A hipótese colocada por este estudo é que os ajustamentos de dosagem, geralmente doses maiores do que as actualmente utilizadas, e as substituições de fármacos, por exemplo, de rifampicina para rifabutina, podem melhorar as características farmacodinâmicas destes agentes e, portanto, melhorar o resultado do tratamento. É de notar que um factor significativo que influenciou as actuais directrizes de tratamento da Sociedade Americana de Torácicos/Sociedade Americana de Doenças Infecciosas para a doença pulmonar MAC foi a toxicidade frequente e as intolerâncias medicamentosas encontradas pelos doentes com doença pulmonar MAC, particularmente com doses elevadas de macrólidos e a inclusão da rifabutina em vez da rifampicina em regimes multi-drogas (10). Estas toxicidades não são infrequentes, particularmente em indivíduos idosos, e é provável que as intervenções e ajustamentos que seriam necessários para melhorar suficientemente os perfis farmacológicos destes medicamentos para fazer uma diferença terapêutica possam não ser práticos ou realizáveis.

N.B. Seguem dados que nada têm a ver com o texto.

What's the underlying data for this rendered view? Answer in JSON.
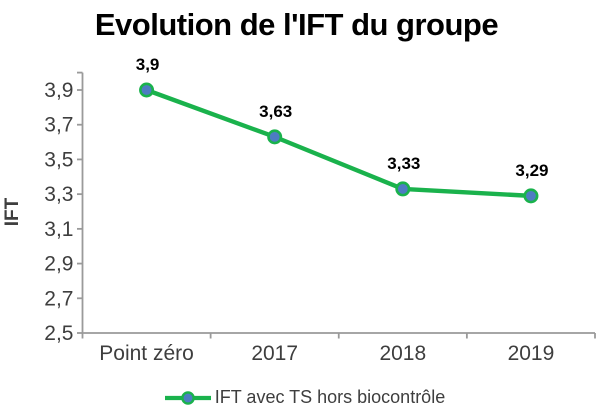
{
  "chart_data": {
    "type": "line",
    "title": "Evolution de l'IFT du groupe",
    "ylabel": "IFT",
    "xlabel": "",
    "categories": [
      "Point zéro",
      "2017",
      "2018",
      "2019"
    ],
    "series": [
      {
        "name": "IFT avec TS hors biocontrôle",
        "values": [
          3.9,
          3.63,
          3.33,
          3.29
        ],
        "data_labels": [
          "3,9",
          "3,63",
          "3,33",
          "3,29"
        ]
      }
    ],
    "ylim": [
      2.5,
      4.0
    ],
    "ytick_step": 0.2,
    "ytick_labels": [
      "2,5",
      "2,7",
      "2,9",
      "3,1",
      "3,3",
      "3,5",
      "3,7",
      "3,9"
    ],
    "grid": false,
    "legend_position": "bottom",
    "colors": {
      "line": "#1ab24c",
      "marker_fill": "#4d7cc2",
      "marker_stroke": "#1ab24c",
      "axis": "#9a9a9a",
      "tick_label": "#3e3e3e",
      "data_label": "#000000",
      "title": "#000000"
    }
  }
}
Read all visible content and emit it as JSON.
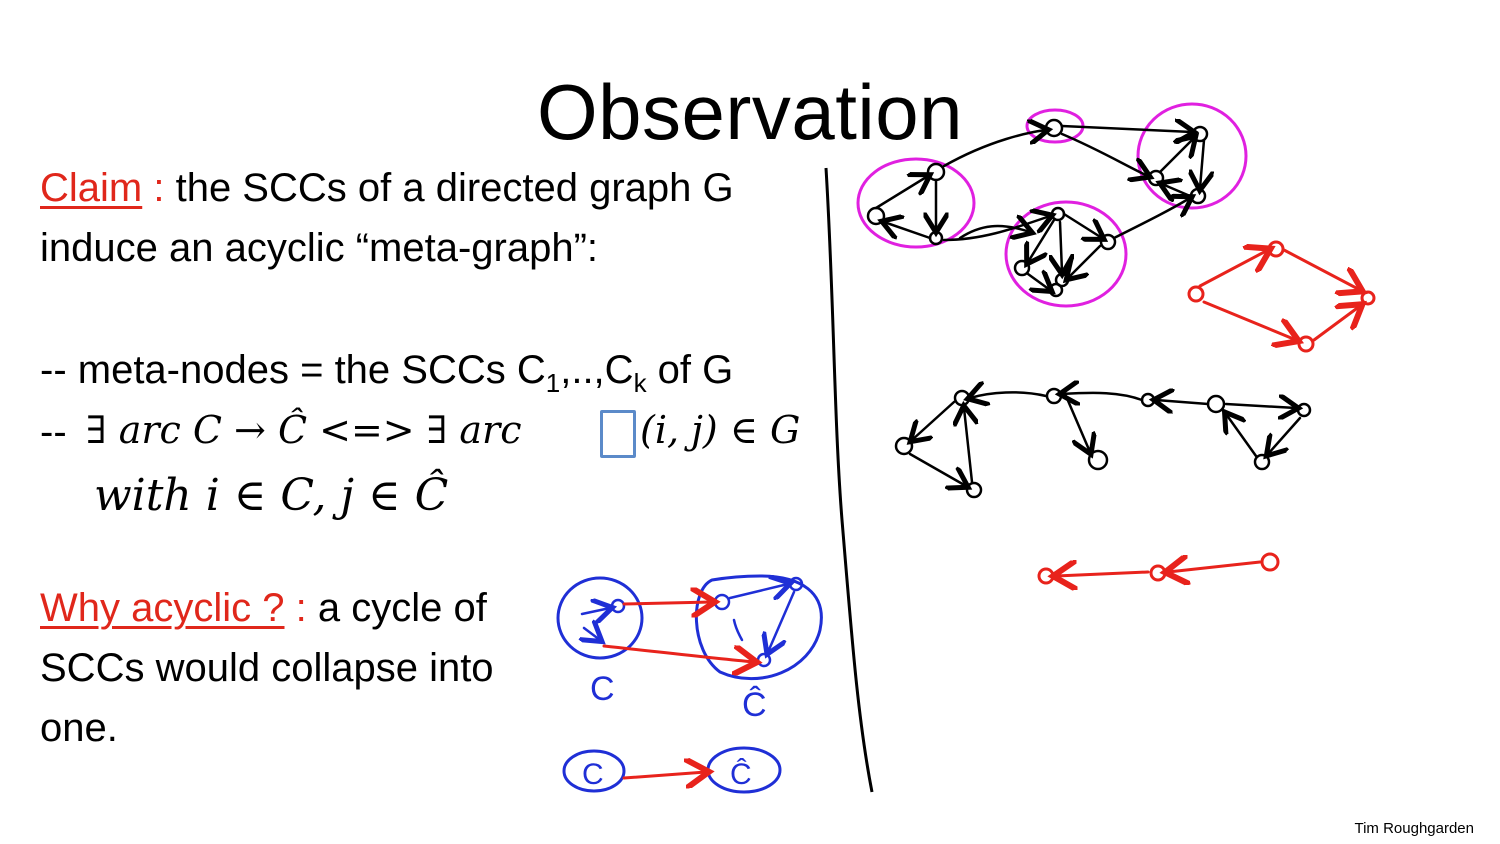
{
  "slide": {
    "title": "Observation",
    "claim": {
      "label": "Claim",
      "sep": " :",
      "line1": " the SCCs of a directed graph G",
      "line2": "induce an acyclic “meta-graph”:"
    },
    "bullet1": {
      "prefix": "-- meta-nodes = the SCCs C",
      "sub1": "1",
      "mid": ",..,C",
      "subk": "k",
      "suffix": " of G"
    },
    "bullet2": {
      "prefix": "--",
      "formula": "∃ arc C → Ĉ <=> ∃ arc",
      "formula_tail": "(i, j) ∈ G",
      "formula_line2": "with i ∈ C,  j ∈ Ĉ"
    },
    "why": {
      "label": "Why acyclic ?",
      "sep": " :",
      "line1": " a cycle of",
      "line2": "SCCs would collapse into",
      "line3": "one."
    },
    "sketch_labels": {
      "c": "C",
      "c_hat": "Ĉ",
      "c_small": "C",
      "c_hat_small": "Ĉ"
    },
    "footer": "Tim Roughgarden"
  },
  "colors": {
    "text": "#000000",
    "accent_red": "#e0271b",
    "ink_magenta": "#e020e0",
    "ink_red": "#e8231c",
    "ink_blue": "#1f2fd6",
    "selection_box": "#5b8ac9"
  }
}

Os resultados da doença pulmonar MAC com a terapia “padrão” baseada em macrólidos são frequentemente decepcionantes? Inquivocamente, sim. Existem interacções medicamentosas importantes, particularmente entre as rifamicinas e os macrólidos, que diminuem significativamente os níveis de fármacos? Inequivocamente sim. Podemos intervir para melhorar os parâmetros farmacodinâmicos dos fármacos de tratamento MAC? Muito provavelmente. A manipulação das dosagens dos medicamentos para o tratamento da MAC e dosagens para optimizar os índices farmacodinâmicos melhorará os resultados da terapia para a doença pulmonar MAC? “Vai perguntar à Alice, acho que ela vai saber” (Jefferson Airplane, “White Rabbit”); o que é uma sorte porque não sabemos. Conforme discutido, existem razões válidas para cepticismo acerca de uma resposta afirmativa a esta questão, mas deve ser realçado que as descobertas dos autores apoiam pelo menos um caminho potencial para o controlo dos resultados do tratamento da doença pulmonar múltipla para o clínico que está sobrecarregado com escolhas de tratamento frustrantemente limitadas e as peculiaridades do tratamento da doença pulmonar múltipla em geral. A resposta definitiva virá com um estudo prospectivo da terapia da doença pulmonar com manipulação de doses de medicamentos para optimizar os parâmetros farmacodinâmicos com avaliação subsequente dos resultados do tratamento. Dada a escassez de apoio financeiro anterior para estudos de tratamento com NTM, devemos também depositar as nossas esperanças na emergência de agentes antimicrobianos com melhor actividade contra a MAC.

“Seria tão bom se algo fizesse sentido para uma mudança” (12). Inquivocamente, sim.